El día de la Virgen de Agosto, festividad taurina por excelencia, me fui a ver los toros de Guisando. Hay que salir de San Martín de Valdeiglesias, luego de admirar la parte conservada de su castillo y la iglesia herreriana, magnífica por dentro y por fuera, que corona la Villa; de allí, entrando en tierras de Ávila, tomamos una carretera muy amena, sombreada de chopos, que nos condujo por el término municipal de El Tiemblo y nos depositó a la vera del monumento, o sea, de los toros.
Los toros están en un corral, dónde iban a estar si no. Claro que después de veinticinco siglos –siglo arriba, siglo abajo- que llevan allí, podrían haberles habilitado otra estancia bajo el cielo abulense, pero no apetecieron los frágiles honores mundanos estos cuadrúpedos de piedra, y allí siguen, sobre el duro castellano, mirando al horizonte verdeazul de Gredos. Tal vez miran al frente para no ver los restos de basura que se observan a uno y otro lado de la cerca. Si los toros doblaran la cerviz verían latas de refrescos, plásticos de raras formas y colores, envoltorios de helados, caramelos y pirulíes, bolsas de pipas y otros frutos secos y algún que otro casco de botella iniciando ya su camino al centro de la tierra. Restos tan modernos de una civilización en crisis no interesan, naturalmente, a los miuras tembleños, que dilataban su espíritu más allá de las bardas del corral.

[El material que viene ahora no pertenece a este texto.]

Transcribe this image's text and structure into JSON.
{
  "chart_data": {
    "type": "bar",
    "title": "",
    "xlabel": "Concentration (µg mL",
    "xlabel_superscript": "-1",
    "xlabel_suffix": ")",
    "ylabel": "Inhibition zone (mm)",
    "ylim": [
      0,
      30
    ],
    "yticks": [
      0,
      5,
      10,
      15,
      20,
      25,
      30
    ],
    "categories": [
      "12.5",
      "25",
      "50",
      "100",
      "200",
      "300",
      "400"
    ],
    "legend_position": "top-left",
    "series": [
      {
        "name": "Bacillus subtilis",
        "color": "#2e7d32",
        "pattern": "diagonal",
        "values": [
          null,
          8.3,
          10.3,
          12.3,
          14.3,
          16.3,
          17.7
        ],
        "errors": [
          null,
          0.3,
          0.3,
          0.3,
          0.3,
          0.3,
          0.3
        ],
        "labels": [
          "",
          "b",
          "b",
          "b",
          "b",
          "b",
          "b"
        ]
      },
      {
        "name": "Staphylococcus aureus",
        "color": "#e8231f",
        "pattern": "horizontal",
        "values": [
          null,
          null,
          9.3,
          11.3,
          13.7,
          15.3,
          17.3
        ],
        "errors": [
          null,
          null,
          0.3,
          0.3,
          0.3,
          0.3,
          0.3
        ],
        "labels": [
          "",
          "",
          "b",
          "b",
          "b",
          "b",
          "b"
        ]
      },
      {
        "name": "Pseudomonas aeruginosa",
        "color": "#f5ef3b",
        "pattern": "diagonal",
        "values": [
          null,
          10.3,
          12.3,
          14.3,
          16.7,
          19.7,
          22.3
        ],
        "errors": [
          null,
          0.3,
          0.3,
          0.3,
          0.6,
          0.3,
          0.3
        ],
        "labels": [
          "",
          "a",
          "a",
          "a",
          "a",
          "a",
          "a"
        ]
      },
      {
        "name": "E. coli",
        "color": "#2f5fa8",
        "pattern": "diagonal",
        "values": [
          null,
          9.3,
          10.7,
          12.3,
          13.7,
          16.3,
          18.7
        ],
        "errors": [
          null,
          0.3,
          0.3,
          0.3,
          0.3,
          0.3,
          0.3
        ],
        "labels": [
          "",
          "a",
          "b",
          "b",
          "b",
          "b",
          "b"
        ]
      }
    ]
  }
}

En torno a los toros, la curiosidad de los visitantes ha trazado un círculo desigual, en el que hace tiempo que no ha vuelto a crecer la hierba. Normal: todos los turistas nos llamamos Atila. En la docena de personas que conmigo hicieron la rueda a los presuntos cornúpetas, había algunos niños, dos de ellos con origen que no puedo desconocer. Pues bien, aunque los progenitores resistimos, tal vez por la compañía, las insistentes peticiones de la grey infantil para inmortalizarse, es decir, fotografiarse a lomos de estas y otras criaturas de piedra, no pudimos impedir que dos de los frustrados modelos, poseídos por un insano afán emulador de las Tortugas Ninja, propinaran a uno de los animales sendas patadas voladoras. El anima, sin inmutarse, opuso a la agresión su legendaria solidez granítica, y ambos guerreros ninja salieron doliéndose del pie derecho. Entre sus rencorosos gemidos intentamos los adultos adentrarnos en el misterio de estas figuras que dejaron en el valle del Alberche los misteriosos vetones, una tribu celta que se enseñoreó de esta comarca allá por el siglo VII antes de Cristo.